Microsoft will tomorrow patch the zero-day kernel Word vulnerability exploited by the mysterious Duqu malware, more than a month after its existence was first made public.
In a pre-release draft covering the 13 December Patch Tuesday release that excluded helpful security bulletin numbers, Microsoft appears to have slipped in a fix for the elevation of privilege flaw (CVE-2011-3402) in Win32k TrueType font parsing engine hijacked by Duqu.

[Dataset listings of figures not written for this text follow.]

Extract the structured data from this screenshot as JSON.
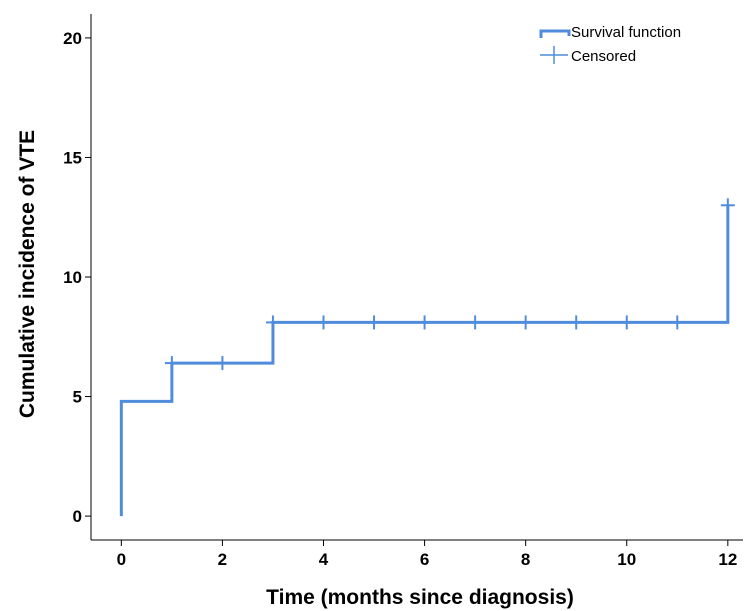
{
  "chart_data": {
    "type": "line",
    "title": "",
    "xlabel": "Time (months since diagnosis)",
    "ylabel": "Cumulative incidence of VTE",
    "xlim": [
      -0.6,
      12.3
    ],
    "ylim": [
      -1,
      21
    ],
    "x_ticks": [
      0,
      2,
      4,
      6,
      8,
      10,
      12
    ],
    "y_ticks": [
      0,
      5,
      10,
      15,
      20
    ],
    "grid": false,
    "legend_position": "top-right",
    "series": [
      {
        "name": "Survival function",
        "style": "step",
        "color": "#4f8ddc",
        "points": [
          [
            0,
            0
          ],
          [
            0,
            4.8
          ],
          [
            1,
            4.8
          ],
          [
            1,
            6.4
          ],
          [
            3,
            6.4
          ],
          [
            3,
            8.1
          ],
          [
            12,
            8.1
          ],
          [
            12,
            13
          ]
        ]
      },
      {
        "name": "Censored",
        "style": "marker",
        "color": "#4f8ddc",
        "points": [
          [
            1,
            6.4
          ],
          [
            2,
            6.4
          ],
          [
            3,
            8.1
          ],
          [
            4,
            8.1
          ],
          [
            5,
            8.1
          ],
          [
            6,
            8.1
          ],
          [
            7,
            8.1
          ],
          [
            8,
            8.1
          ],
          [
            9,
            8.1
          ],
          [
            10,
            8.1
          ],
          [
            11,
            8.1
          ],
          [
            12,
            13
          ]
        ]
      }
    ]
  }
}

Microsoft responded within a week of the flaw becoming public in early November with a potentially inconvenient workaround that disabled some elements of TrueType, although Duqu itself was quickly detectible by security software from a range of vendors.
All versions of Windows from XP onwards will need to be patched for the flaw. In total, Microsoft will use the Christmas 2011 Patch Tuesday to fix 20 vulnerabilities across 14 updates, three of which have been marked ‘critical’.
Zero-day vulnerabilities with a hook into the Windows kernel are a rarity these days and Duqu’s use of it has attracted considerable comment, including speculation linking it to the Stuxnet malware that believed to have been created to disrupt Iran’s nuclear programme.
Separately, Adobe will next week patch a zero-day flaw of its own, the recently discovered issue in Reader X 10.1.1 (CVE-2011-2462) and earlier versions of Reader 9.4.6, an exploit for which is now circulating in the wild as part of targeted attacks, the company indicated.
Users of Reader X will have been protected against the full blast form this exploit by the software’s sandboxing feature.